Garantir aos contribuintes mineiros a possibilidade de regularizar sua situação perante a Receita Estadual por meio da ampliação de permissivos legais. Esse é o objetivo do Projeto de Lei (PL) 1.761/2020, de autoria do deputado Bartô (Novo). A medida, protocolada a pedido da Fecomércio MG e do Colégio de Representantes dos Contribuintes Mineiros, foi aprovada nessa terça-feira (29/09) pela Comissão de Constituição e Justiça (CCJ) da Assembleia Legislativa de Minas Gerais (ALMG).

A proposição altera a Lei n° 6.763/1975, que consolida a legislação tributária do Estado, ao propor mudanças em alguns dispositivos e a inclusão de um outro. De acordo com Bartô, o PL 1.761/2020 beneficiaria os contribuintes mineiros ao promover a redução de multas e juros de créditos tributários no processo administrativo.
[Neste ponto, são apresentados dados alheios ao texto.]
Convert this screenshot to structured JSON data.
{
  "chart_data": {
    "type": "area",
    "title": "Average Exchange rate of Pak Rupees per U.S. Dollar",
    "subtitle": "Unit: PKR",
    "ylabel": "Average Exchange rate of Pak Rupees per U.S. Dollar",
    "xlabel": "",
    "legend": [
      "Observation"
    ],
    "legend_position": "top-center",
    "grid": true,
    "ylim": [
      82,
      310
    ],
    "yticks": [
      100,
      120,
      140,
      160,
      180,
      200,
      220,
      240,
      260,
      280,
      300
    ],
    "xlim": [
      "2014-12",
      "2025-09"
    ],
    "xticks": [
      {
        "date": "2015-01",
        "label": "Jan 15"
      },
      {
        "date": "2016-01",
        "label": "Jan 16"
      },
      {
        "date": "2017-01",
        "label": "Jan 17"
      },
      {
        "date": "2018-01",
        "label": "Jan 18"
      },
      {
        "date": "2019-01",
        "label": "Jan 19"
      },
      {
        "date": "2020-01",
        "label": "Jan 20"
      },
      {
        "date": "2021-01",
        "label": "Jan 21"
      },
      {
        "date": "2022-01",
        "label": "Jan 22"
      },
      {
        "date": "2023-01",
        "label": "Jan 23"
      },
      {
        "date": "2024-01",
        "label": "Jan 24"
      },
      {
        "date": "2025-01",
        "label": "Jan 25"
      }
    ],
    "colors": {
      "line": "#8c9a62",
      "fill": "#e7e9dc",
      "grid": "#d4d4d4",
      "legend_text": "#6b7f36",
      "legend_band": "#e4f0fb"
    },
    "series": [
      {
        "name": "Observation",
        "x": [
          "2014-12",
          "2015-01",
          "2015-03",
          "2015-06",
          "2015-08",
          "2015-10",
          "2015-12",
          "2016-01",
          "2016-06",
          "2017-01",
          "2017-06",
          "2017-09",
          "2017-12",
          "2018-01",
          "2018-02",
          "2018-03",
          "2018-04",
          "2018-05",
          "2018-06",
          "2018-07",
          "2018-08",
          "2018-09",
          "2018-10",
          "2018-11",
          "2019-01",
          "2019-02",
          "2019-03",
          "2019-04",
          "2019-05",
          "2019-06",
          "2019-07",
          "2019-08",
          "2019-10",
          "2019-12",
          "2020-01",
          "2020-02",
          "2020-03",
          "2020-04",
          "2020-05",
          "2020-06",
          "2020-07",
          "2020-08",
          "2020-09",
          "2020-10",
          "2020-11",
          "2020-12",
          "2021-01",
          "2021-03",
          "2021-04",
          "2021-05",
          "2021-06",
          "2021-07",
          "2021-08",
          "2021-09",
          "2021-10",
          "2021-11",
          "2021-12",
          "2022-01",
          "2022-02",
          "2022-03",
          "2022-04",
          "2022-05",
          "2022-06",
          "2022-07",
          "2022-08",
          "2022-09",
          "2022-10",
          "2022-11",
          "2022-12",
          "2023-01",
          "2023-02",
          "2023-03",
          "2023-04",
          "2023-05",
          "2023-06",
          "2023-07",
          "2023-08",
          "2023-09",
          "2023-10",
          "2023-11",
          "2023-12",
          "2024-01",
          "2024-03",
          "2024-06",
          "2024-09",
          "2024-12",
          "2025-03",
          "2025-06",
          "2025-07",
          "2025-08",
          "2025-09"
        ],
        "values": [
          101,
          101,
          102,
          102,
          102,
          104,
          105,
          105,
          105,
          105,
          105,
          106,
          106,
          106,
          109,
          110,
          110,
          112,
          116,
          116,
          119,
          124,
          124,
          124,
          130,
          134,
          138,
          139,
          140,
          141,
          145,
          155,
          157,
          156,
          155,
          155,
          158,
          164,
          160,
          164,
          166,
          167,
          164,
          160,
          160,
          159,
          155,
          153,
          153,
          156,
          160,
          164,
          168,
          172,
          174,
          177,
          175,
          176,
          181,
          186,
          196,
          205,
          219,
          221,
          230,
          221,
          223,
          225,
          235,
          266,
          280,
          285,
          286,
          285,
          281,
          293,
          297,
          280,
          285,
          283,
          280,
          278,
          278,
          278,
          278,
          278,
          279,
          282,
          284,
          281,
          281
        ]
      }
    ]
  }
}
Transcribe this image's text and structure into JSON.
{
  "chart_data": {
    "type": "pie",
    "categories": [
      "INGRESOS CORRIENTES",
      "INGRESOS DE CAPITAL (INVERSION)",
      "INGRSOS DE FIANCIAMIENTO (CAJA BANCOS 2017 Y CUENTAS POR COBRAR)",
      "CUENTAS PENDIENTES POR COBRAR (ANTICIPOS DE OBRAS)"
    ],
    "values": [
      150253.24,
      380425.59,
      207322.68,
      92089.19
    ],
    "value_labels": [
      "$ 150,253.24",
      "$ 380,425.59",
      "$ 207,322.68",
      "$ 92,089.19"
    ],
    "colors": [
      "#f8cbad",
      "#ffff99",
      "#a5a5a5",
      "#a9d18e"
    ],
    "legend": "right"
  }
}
Como consequência, a medida também diminuiria os índices de inadimplência em Minas Gerais, aumentando a arrecadação tributária.

Em seu parecer, o relator e deputado Dalmo Ribeiro Silva (PSDB) ressaltou que a competência para legislar sobre direito tributário foi conferida à União, Estados e ao Distrito Federal, como determina o artigo 24 da Constituição Federal. Além disso, segundo o relator, a Constituição Mineira não insere a matéria tributária entre as pautas de competência privativa do governador do Estado, o que valida a iniciativa do Parlamento mineiro ao propor o PL 1.761/2020.

Favorável à medida

A Fecomércio MG, junto ao Colégio de Representantes dos Contribuintes Mineiros, órgão no qual a entidade integra, apoia a aprovação da medida. Em nota técnica, entregue a deputados estaduais, a Federação ressalta que o PL 1.761/2020 visa garantir equilíbrio, razoabilidade e uma solução que aprimore a efetividade da arrecadação tributária no Estado, prejudicada em razão da complexa legislação tributária, de divergentes interpretações e dos valores exacerbados das multas.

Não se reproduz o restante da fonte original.